The minimum insulation requirement for garage ceilings with living space above them is R-19 fibreglass insulation. However, Energy Star Homes recommends that a minimum of R-38 be installed between garage ceilings and living space floors. This will also aid in sound attenuation when cars pull into the garage.
If the garage is going to be heated, IRC requires that a 4 mil polythene vapour barrier be installed on the ceiling prior to insulating. Garage attic insulation requirements are the same as a house with a minimum insulation R-value of R-38.
Types Of Garage Ceiling Insulation
For garage ceilings that have living spaces above them, closed cell spray foam insulation is the most energy efficient option. The spray foam insulates and air seals the living space from the garage space. It only takes 3-5 inches of closed cell spray foam to totally insulate the garage ceiling, as the R-value per inch of closed cell foam is R-7. This will give you the opportunity to use fibreglass batts to sound proof the living space from the garage if desired as there will be a lot of space to play with.

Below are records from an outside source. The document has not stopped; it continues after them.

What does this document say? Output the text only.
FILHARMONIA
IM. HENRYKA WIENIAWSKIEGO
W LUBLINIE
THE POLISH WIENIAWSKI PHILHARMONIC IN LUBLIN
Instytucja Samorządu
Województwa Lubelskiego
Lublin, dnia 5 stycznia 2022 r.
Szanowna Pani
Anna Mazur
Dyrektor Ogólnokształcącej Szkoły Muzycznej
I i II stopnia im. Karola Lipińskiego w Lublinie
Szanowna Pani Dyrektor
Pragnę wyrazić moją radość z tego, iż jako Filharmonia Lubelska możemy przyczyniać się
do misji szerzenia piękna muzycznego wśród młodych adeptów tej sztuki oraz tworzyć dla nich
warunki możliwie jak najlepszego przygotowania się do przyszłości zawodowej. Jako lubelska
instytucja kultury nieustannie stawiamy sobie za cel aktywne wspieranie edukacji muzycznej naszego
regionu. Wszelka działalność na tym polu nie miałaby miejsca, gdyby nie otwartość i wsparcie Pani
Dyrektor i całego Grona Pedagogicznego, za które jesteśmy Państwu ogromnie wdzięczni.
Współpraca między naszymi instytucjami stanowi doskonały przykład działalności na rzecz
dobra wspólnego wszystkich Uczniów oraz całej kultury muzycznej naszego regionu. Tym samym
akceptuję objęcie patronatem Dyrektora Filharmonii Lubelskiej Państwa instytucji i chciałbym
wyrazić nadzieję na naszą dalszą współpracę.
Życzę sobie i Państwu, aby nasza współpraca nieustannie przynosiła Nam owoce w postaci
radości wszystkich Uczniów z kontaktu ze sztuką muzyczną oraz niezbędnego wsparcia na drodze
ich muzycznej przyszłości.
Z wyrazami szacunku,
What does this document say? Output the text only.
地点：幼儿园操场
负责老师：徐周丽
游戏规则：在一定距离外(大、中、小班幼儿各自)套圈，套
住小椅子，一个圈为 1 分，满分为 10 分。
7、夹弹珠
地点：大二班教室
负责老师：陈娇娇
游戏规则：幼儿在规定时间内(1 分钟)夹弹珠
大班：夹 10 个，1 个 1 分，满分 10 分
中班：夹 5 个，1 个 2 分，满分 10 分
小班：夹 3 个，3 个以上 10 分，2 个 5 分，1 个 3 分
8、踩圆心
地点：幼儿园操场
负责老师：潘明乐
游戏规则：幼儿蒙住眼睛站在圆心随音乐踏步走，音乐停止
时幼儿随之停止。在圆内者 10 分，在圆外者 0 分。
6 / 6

Cellulose insulation is ground up newspaper that has borates and sulphides added to it for fire, pest, and rodent retardency. Cellulose insulation is blown in and gets into all the nooks and crannies that fibreglass insulation cannot get into. The R-value per inch of cellulose is R-3.8 per inch.
Fibreglass insulation can be blown in or be in batt form. Fibreglass is the most common insulation and is made of spun glass fibres that use the air, not the material as the insulator. Fibreglass has an R-value of R-3.5 per inch.